Lily membuka hpnya yang terdapat satu notifikasi pesan grub panitia. Lily membelalak saat panitia diminta menggunakan pakaian dengan warna yang sama.
"Yaah, gue udah terlanjur beli pink, malah disuruh pake warna item. Ngeselin." Yuli tertawa terbahak-bahak melihat Rena yang berjongkok karena kesal. Lily menghampiri Rena yang hampir menangis itu.
Jika Lily tidak salah ingat, Rena merogoh koceknya lumayan dalam untuk dress pink itu. Lily merangkul Rena. "Udah yuk, mending makan aja. Nanti cari dilemari aja. Mungkin ada satu keselip yang bagus."
"Heem, udah gak usah nangis segala. Aku punya banyak yang item dirumah. Nanti aku pinjemin." Rena mengangguk, berdiri mengikuti Lily masuk kesalah satu restoran disana.
Lily masuk ke antrian yang tidak terlalu panjang. Memainkan hp sambil menunggu gilirannya.

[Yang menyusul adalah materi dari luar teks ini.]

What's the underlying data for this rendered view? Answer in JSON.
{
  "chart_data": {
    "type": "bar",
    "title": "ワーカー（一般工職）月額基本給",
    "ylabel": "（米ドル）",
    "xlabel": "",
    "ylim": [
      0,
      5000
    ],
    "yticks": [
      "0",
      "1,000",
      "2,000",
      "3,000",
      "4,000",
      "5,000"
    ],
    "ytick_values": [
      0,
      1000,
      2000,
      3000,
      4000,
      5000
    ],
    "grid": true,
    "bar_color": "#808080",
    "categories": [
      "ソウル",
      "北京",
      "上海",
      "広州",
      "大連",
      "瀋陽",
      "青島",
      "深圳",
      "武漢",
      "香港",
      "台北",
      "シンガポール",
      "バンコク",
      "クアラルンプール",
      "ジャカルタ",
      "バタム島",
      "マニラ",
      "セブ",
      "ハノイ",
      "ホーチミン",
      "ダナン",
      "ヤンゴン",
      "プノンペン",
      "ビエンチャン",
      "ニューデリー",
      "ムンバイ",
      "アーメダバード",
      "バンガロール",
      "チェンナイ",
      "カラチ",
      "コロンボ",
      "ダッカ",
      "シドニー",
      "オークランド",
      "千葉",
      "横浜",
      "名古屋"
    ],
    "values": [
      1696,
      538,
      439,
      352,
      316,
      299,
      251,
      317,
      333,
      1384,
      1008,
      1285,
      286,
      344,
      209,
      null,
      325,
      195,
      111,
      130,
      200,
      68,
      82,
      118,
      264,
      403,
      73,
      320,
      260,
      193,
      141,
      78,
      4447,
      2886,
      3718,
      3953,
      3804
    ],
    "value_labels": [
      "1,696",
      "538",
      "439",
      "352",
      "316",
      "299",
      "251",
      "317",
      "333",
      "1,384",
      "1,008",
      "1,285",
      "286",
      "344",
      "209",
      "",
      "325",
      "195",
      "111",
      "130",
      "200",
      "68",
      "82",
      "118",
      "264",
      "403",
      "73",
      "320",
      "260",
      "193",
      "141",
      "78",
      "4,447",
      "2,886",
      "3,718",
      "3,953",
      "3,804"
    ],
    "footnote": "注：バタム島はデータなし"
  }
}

"Ly, lihat deh itu bukannya papa kamu?" Yuli menyikut Lily, Lily dan Rena melihat salah satu meja yang ditunjuk Yuli.
"Itu papa kamu Ly? Lagi sama siapa?" Lily tak menghiraukan pertanyaan Rena. Lily keluar dari antrean, menghampiri papanya yang sedang duduk bersama seorang tante-tante yang berdandan menor.
"Papa." Raut muka Arya, papa Lily menunjukkan keterkejutan melihat putrinya berada disini.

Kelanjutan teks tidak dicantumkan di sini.